One of the researchers, a biostatistician named Georgia Salanti, fired up a laptop and projector and started to take the group through a study she and a few colleagues were completing that asked this question: were drug companies manipulating published research to make their drugs look good? Salanti ticked off data that seemed to indicate they were, but the other team members almost immediately started interrupting. One noted that Salanti’s study didn’t address the fact that drug-company research wasn’t measuring critically important “hard” outcomes for patients, such as survival versus death, and instead tended to measure “softer” outcomes, such as self-reported symptoms (“my chest doesn’t hurt as much today”). Another pointed out that Salanti’s study ignored the fact that when drug-company data seemed to show patients’ health improving, the data often failed to show that the drug was responsible, or that the improvement was more than marginal.
Salanti remained poised, as if the grilling were par for the course, and gamely acknowledged that the suggestions were all good—but a single study can’t prove everything, she said. Just as I was getting the sense that the data in drug studies were endlessly malleable, Ioannidis, who had mostly been listening, delivered what felt like a coup de grâce: wasn’t it possible, he asked, that drug companies were carefully selecting the topics of their studies—for example, comparing their new drugs against those already known to be inferior to others on the market—so that they were ahead of the game even before the data juggling began? “Maybe sometimes it’s the questions that are biased, not the answers,” he said, flashing a friendly smile. Everyone nodded. Though the results of drug studies often make newspaper headlines, you have to wonder whether they prove anything at all. Indeed, given the breadth of the potential problems raised at the meeting, can any medical-research studies be trusted?
This discussion reminded me of Jim Manzi’s earlier essay. There, he argued that the Social Sciences were so far behind the hard sciences because of the problem of causal density.
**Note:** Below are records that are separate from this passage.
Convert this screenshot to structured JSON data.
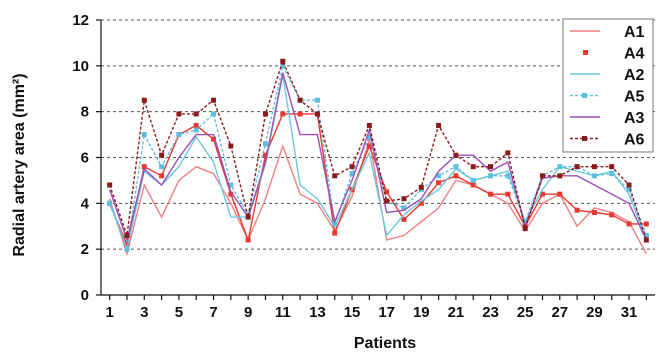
{
  "chart_data": {
    "type": "line",
    "xlabel": "Patients",
    "ylabel": "Radial artery area (mm²)",
    "x": [
      1,
      2,
      3,
      4,
      5,
      6,
      7,
      8,
      9,
      10,
      11,
      12,
      13,
      14,
      15,
      16,
      17,
      18,
      19,
      20,
      21,
      22,
      23,
      24,
      25,
      26,
      27,
      28,
      29,
      30,
      31,
      32
    ],
    "x_tick_labels": [
      "1",
      "3",
      "5",
      "7",
      "9",
      "11",
      "13",
      "15",
      "17",
      "19",
      "21",
      "23",
      "25",
      "27",
      "29",
      "31"
    ],
    "x_tick_values": [
      1,
      3,
      5,
      7,
      9,
      11,
      13,
      15,
      17,
      19,
      21,
      23,
      25,
      27,
      29,
      31
    ],
    "ylim": [
      0,
      12
    ],
    "y_ticks": [
      0,
      2,
      4,
      6,
      8,
      10,
      12
    ],
    "y_tick_labels": [
      "0",
      "2",
      "4",
      "6",
      "8",
      "10",
      "12"
    ],
    "grid": "horizontal-dashed",
    "legend_position": "top-right",
    "series": [
      {
        "name": "A1",
        "color": "#f08080",
        "dash": "",
        "marker": "none",
        "values": [
          4.2,
          1.8,
          4.8,
          3.4,
          5.0,
          5.6,
          5.3,
          4.0,
          2.4,
          4.2,
          6.5,
          4.4,
          4.0,
          2.8,
          4.3,
          6.8,
          2.4,
          2.6,
          3.2,
          3.8,
          5.0,
          4.8,
          4.4,
          4.0,
          2.8,
          4.0,
          4.4,
          3.0,
          3.8,
          3.6,
          3.2,
          1.8
        ]
      },
      {
        "name": "A4",
        "color": "#e8382f",
        "dash": "",
        "marker": "square",
        "values": [
          4.0,
          2.2,
          5.6,
          5.2,
          7.0,
          7.4,
          6.8,
          4.4,
          2.4,
          6.1,
          7.9,
          7.9,
          7.9,
          2.7,
          4.6,
          6.5,
          4.5,
          3.3,
          4.0,
          4.9,
          5.2,
          4.8,
          4.4,
          4.4,
          3.0,
          4.4,
          4.4,
          3.7,
          3.6,
          3.5,
          3.1,
          3.1
        ]
      },
      {
        "name": "A2",
        "color": "#6cc8e0",
        "dash": "",
        "marker": "none",
        "values": [
          4.1,
          2.0,
          5.4,
          4.8,
          5.6,
          6.9,
          5.8,
          3.4,
          3.4,
          5.7,
          9.6,
          4.8,
          4.2,
          3.0,
          4.6,
          6.2,
          2.6,
          3.5,
          4.1,
          4.6,
          5.5,
          5.0,
          5.2,
          5.4,
          3.2,
          4.6,
          5.6,
          5.4,
          5.2,
          5.4,
          4.4,
          2.4
        ]
      },
      {
        "name": "A5",
        "color": "#5bbfe0",
        "dash": "3,2",
        "marker": "square",
        "values": [
          4.0,
          2.0,
          7.0,
          5.6,
          7.0,
          7.2,
          7.9,
          4.8,
          3.5,
          6.6,
          10.0,
          8.5,
          8.5,
          3.1,
          5.3,
          6.9,
          4.1,
          3.8,
          4.6,
          5.2,
          5.6,
          5.0,
          5.2,
          5.2,
          3.2,
          5.2,
          5.6,
          5.6,
          5.2,
          5.3,
          4.6,
          2.6
        ]
      },
      {
        "name": "A3",
        "color": "#9b4fb8",
        "dash": "",
        "marker": "none",
        "values": [
          4.6,
          2.4,
          5.5,
          4.8,
          6.0,
          7.0,
          7.0,
          4.5,
          3.4,
          5.8,
          9.7,
          7.0,
          7.0,
          3.2,
          5.0,
          7.2,
          3.6,
          3.7,
          4.2,
          5.4,
          6.1,
          6.1,
          5.4,
          5.8,
          3.0,
          5.1,
          5.2,
          5.2,
          4.8,
          4.4,
          4.0,
          2.4
        ]
      },
      {
        "name": "A6",
        "color": "#8b1a1a",
        "dash": "3,2",
        "marker": "square",
        "values": [
          4.8,
          2.6,
          8.5,
          6.1,
          7.9,
          7.9,
          8.5,
          6.5,
          3.4,
          7.9,
          10.2,
          8.5,
          7.9,
          5.2,
          5.6,
          7.4,
          4.1,
          4.2,
          4.7,
          7.4,
          6.1,
          5.6,
          5.6,
          6.2,
          2.9,
          5.2,
          5.2,
          5.6,
          5.6,
          5.6,
          4.8,
          2.4
        ]
      }
    ]
  }
}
Without the benefits of randomization and experimentation available in the physical sciences, it’s hard to figure out causality — or so Manzi argues.
Yet as the Atlantic article points out, having recourse to randomization isn’t sufficient to generate knowledge. The real problem there is experimenter bias. When there are large incentives to produce results in a particular way, those results tend to be published. Trial-and-error got us thousands of medical papers, but it appears that the vast majority of them are just wrong (one researcher above suggests 90%). In some cases, our knowledge even regresses over time. Ulcers are caused by a bacteria, for instance, not stress — a fact that we used to know, but then somehow forgot.
An old joke goes that the Moon mission was a horrible idea, because it allowed every wiseguy to go “If the government can get us to the moon, why can’t it do X, Y, Z?”. Similarly, it looks like the immense success of physics has obscured how difficult it actually is to generate knowledge, even in cases where randomized experiments are possible.
As further demonstration of that, look at behavioral economics. This field was supposed to deal with problems of neo-classical economics by employing more realistic assumptions about human psychology. We recently got a good test of this theory, taking the 2008 stimulus — which Manzi already flags as an instance where we know less than we think. The 2008 ARRA stimulus incorporated payroll witholding on the behavioral assumption that people would be more likely to spend money if the tax cut was not salient — if their paychecks simply got larger. I saw Bill Maher repeating this idea as if it were established fact.
One analysis suggests that was not the case — that the decision to administer the stimulus in the form of higher paychecks (as opposed to getting the money in a lump sum) resulted in far less spending. That’s billions of dollars in “wasted” taxpayer money as the result of behavioral economics research that turned out not to work — and we don’t know why.
I’d suggest that the reason why we think the certainty of our knowledge goes from Math > Physics > Chemistry > Biology > Economics > Psychology has as much to do with human fudge factors and politics as with the underlying difficulty of the material. This study by Daniele Fanelli, for instance, found that the softer sciences were more likely to report positive results, indicative of bias — either from the freedom to fudge results, or publication bias.